General view of Vasilitsa (VSL) eastern upper slope, from which lithics of different ages have been recovered; the backed bladelet on the left is from VSL-16, the unretouched bladelet on the right from VSL-7δ (photographs and drawing by P. Biagi).

The small basin north of Samarina, photographed from the west; the orange dot marks the place where the microlithic backed point was recovered (HCF-2); Mount Kirkuri is in the background (photographs by P. Biagi and E. Starnini).

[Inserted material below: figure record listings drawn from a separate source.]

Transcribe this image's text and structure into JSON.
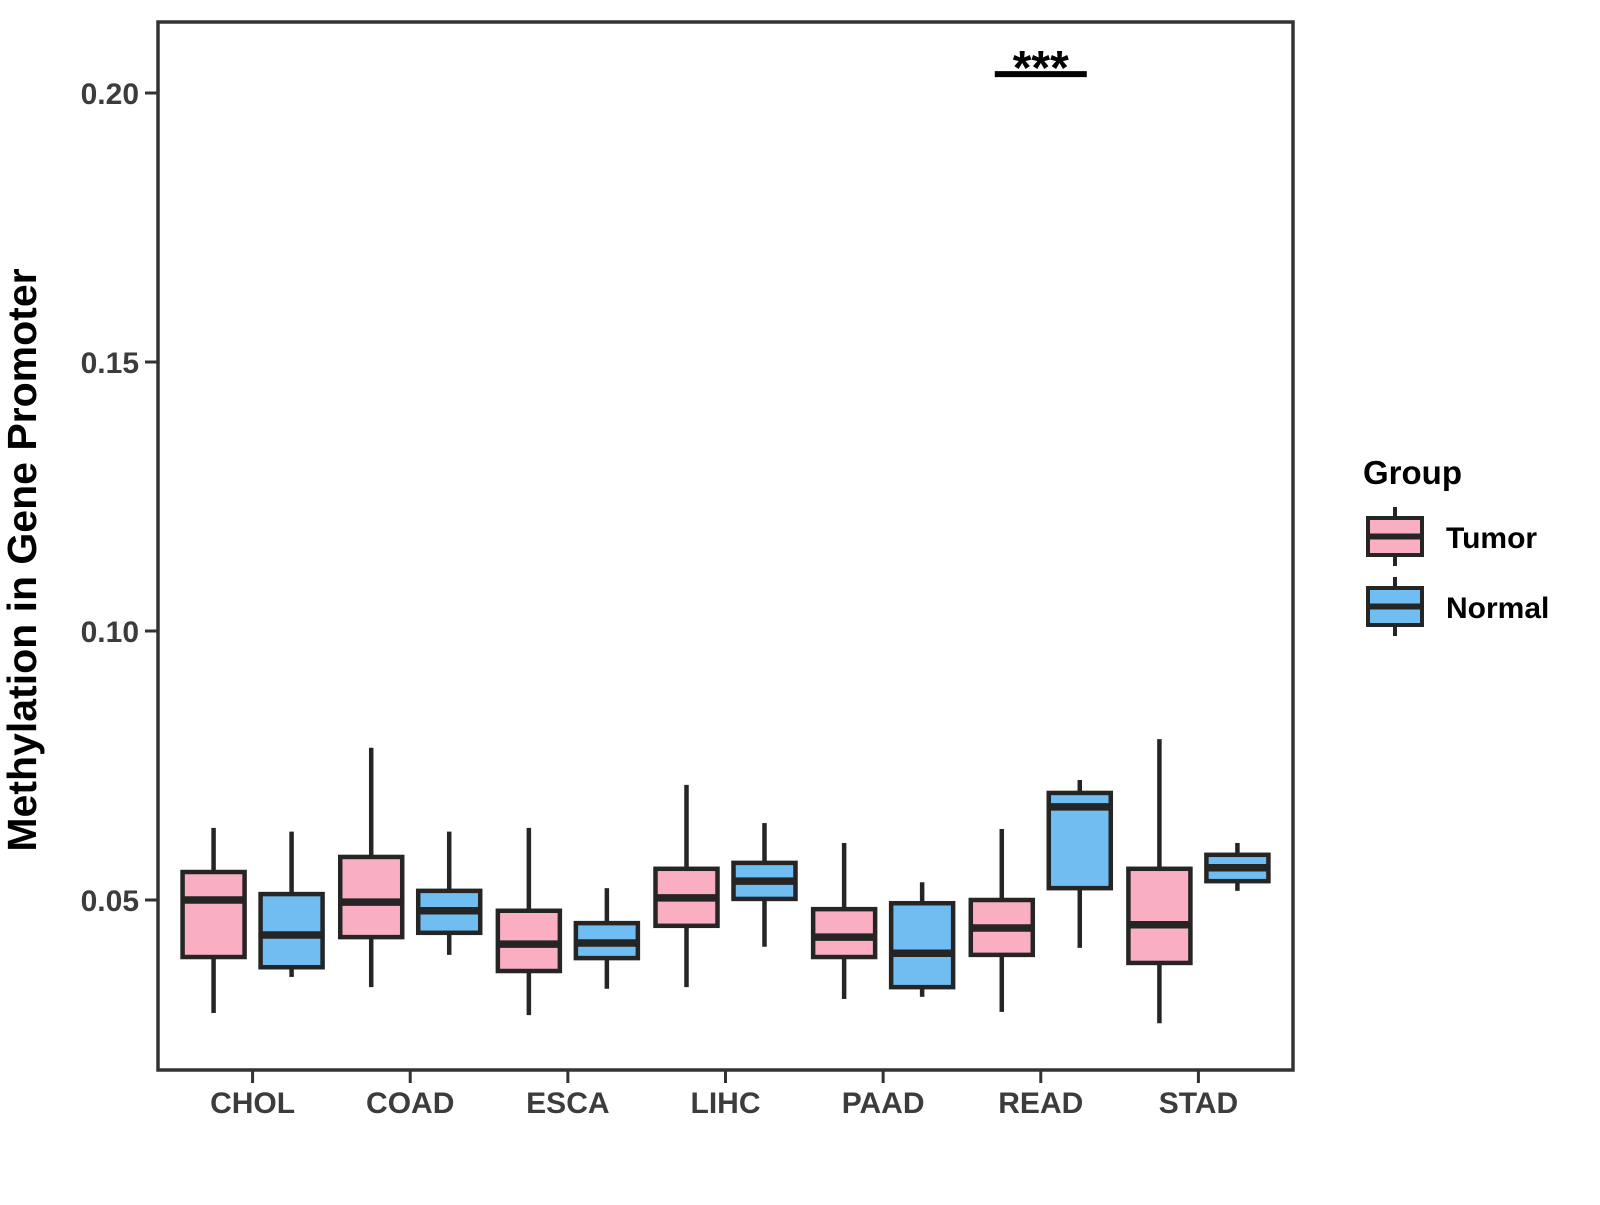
{
  "chart_data": {
    "type": "grouped_boxplot",
    "title": "",
    "xlabel": "",
    "ylabel": "Methylation in Gene Promoter",
    "categories": [
      "CHOL",
      "COAD",
      "ESCA",
      "LIHC",
      "PAAD",
      "READ",
      "STAD"
    ],
    "series": [
      {
        "name": "Tumor",
        "color": "#F9AFC1",
        "boxes": [
          {
            "whislo": 0.029,
            "q1": 0.0394,
            "med": 0.05,
            "q3": 0.0552,
            "whishi": 0.0634
          },
          {
            "whislo": 0.0338,
            "q1": 0.0431,
            "med": 0.0496,
            "q3": 0.058,
            "whishi": 0.0783
          },
          {
            "whislo": 0.0286,
            "q1": 0.0368,
            "med": 0.0418,
            "q3": 0.048,
            "whishi": 0.0634
          },
          {
            "whislo": 0.0338,
            "q1": 0.0452,
            "med": 0.0504,
            "q3": 0.0558,
            "whishi": 0.0714
          },
          {
            "whislo": 0.0316,
            "q1": 0.0394,
            "med": 0.0431,
            "q3": 0.0483,
            "whishi": 0.0606
          },
          {
            "whislo": 0.0292,
            "q1": 0.0398,
            "med": 0.0448,
            "q3": 0.05,
            "whishi": 0.0632
          },
          {
            "whislo": 0.0271,
            "q1": 0.0383,
            "med": 0.0454,
            "q3": 0.0558,
            "whishi": 0.0799
          }
        ]
      },
      {
        "name": "Normal",
        "color": "#70BDF2",
        "boxes": [
          {
            "whislo": 0.0357,
            "q1": 0.0375,
            "med": 0.0435,
            "q3": 0.0511,
            "whishi": 0.0627
          },
          {
            "whislo": 0.0398,
            "q1": 0.0439,
            "med": 0.048,
            "q3": 0.0517,
            "whishi": 0.0627
          },
          {
            "whislo": 0.0335,
            "q1": 0.0392,
            "med": 0.042,
            "q3": 0.0457,
            "whishi": 0.0522
          },
          {
            "whislo": 0.0413,
            "q1": 0.0502,
            "med": 0.0535,
            "q3": 0.0569,
            "whishi": 0.0643
          },
          {
            "whislo": 0.032,
            "q1": 0.0338,
            "med": 0.0401,
            "q3": 0.0494,
            "whishi": 0.0533
          },
          {
            "whislo": 0.0411,
            "q1": 0.0522,
            "med": 0.0673,
            "q3": 0.0699,
            "whishi": 0.0723
          },
          {
            "whislo": 0.0517,
            "q1": 0.0535,
            "med": 0.056,
            "q3": 0.0584,
            "whishi": 0.0606
          }
        ]
      }
    ],
    "yticks": [
      0.05,
      0.1,
      0.15,
      0.2
    ],
    "ytick_labels": [
      "0.05",
      "0.10",
      "0.15",
      "0.20"
    ],
    "ylim": [
      0.0184,
      0.2132
    ],
    "grid": false,
    "legend": {
      "title": "Group",
      "position": "right",
      "entries": [
        "Tumor",
        "Normal"
      ]
    },
    "annotation": {
      "label": "***",
      "category": "READ",
      "spans": [
        "Tumor",
        "Normal"
      ],
      "y_line": 0.2035
    }
  },
  "styles": {
    "box_border": "#252525",
    "axis_line": "#333333",
    "axis_text": "#3C3C3C",
    "title_text": "#000000",
    "background": "#ffffff"
  }
}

The recovery of a microbladelet-backed point of exogenous black flint, obtained by bipolar left retouch, is so far unique. The tool was collected from the surface of the northern shore of a small dry basin of glacial origin, located between the lowermost moraines, just to the north of Samarina, at an altitude of 1552m (HCF-2: Figure 6). This specimen is identical to a few other tools from Unit IV at Boïla rock-shelter in Epirus (Kotjabopoulou et al. 1999), radiocarbon-dated to the Preboreal period (RTA-3529: 9540±75 BP; Kotjabopoulou & Adam 2004). This discovery suggests that Early Mesolithic hunters reached the fringes of Mount Gurguliu around the beginning of the Holocene, possibly moving up from their Epirus base camps.
Discussion
The discovery of Late Palaeolithic and Early Mesolithic tools along watersheds that surround Samarina, and the slope of Mount Vasilitsa, improves our knowledge on the seasonal peopling of the high altitudes of the Pindus Mountains. They show that at the end of the Pleistocene, and the very beginning of the Holocene, groups of late hunter-gatherers moved across the favourable hunting landscapes of the alpine pastures above 1500m.
In contrast with the late Neanderthal bands that systematically exploited the abundant Samarina chert resources (Efstratiou et al. 2011), these hunter-gatherers carried with them good-quality flint nodules to produce their weapons. The presence of end scrapers and other tools, mainly bladelets, might indicate that they also performed other activities connected with hunting. Although the location of the allochthonous flint sources used for making the chipped stone tools recovered around Samarina is at present unknown, good-quality flint outcrops are known in the lowlands surrounding Lakes Ioannina and Kastorià. Future research will explore the exploitation of the above resources between the end of the Pleistocene and the Early Holocene in order to explain the provenance, and the movements of the Late Pleistocene and Early Holocene hunting communities of the Pindus Mountains.
Acknowledgements
The 2013 and 2014 fieldwork seasons were possible thanks to the financial support of the Departmental Archaeological Funds of Ca’ Foscari University, Venice. The authors are very grateful to the L’EPKA of Kozani and the Greek Ministry of Culture for granting the research permit to carry out the fieldwork. Special thanks are due to John Nandriş—who, in the 1970s, was the first to discover Palaeolithic tools in the region—for commenting on this paper.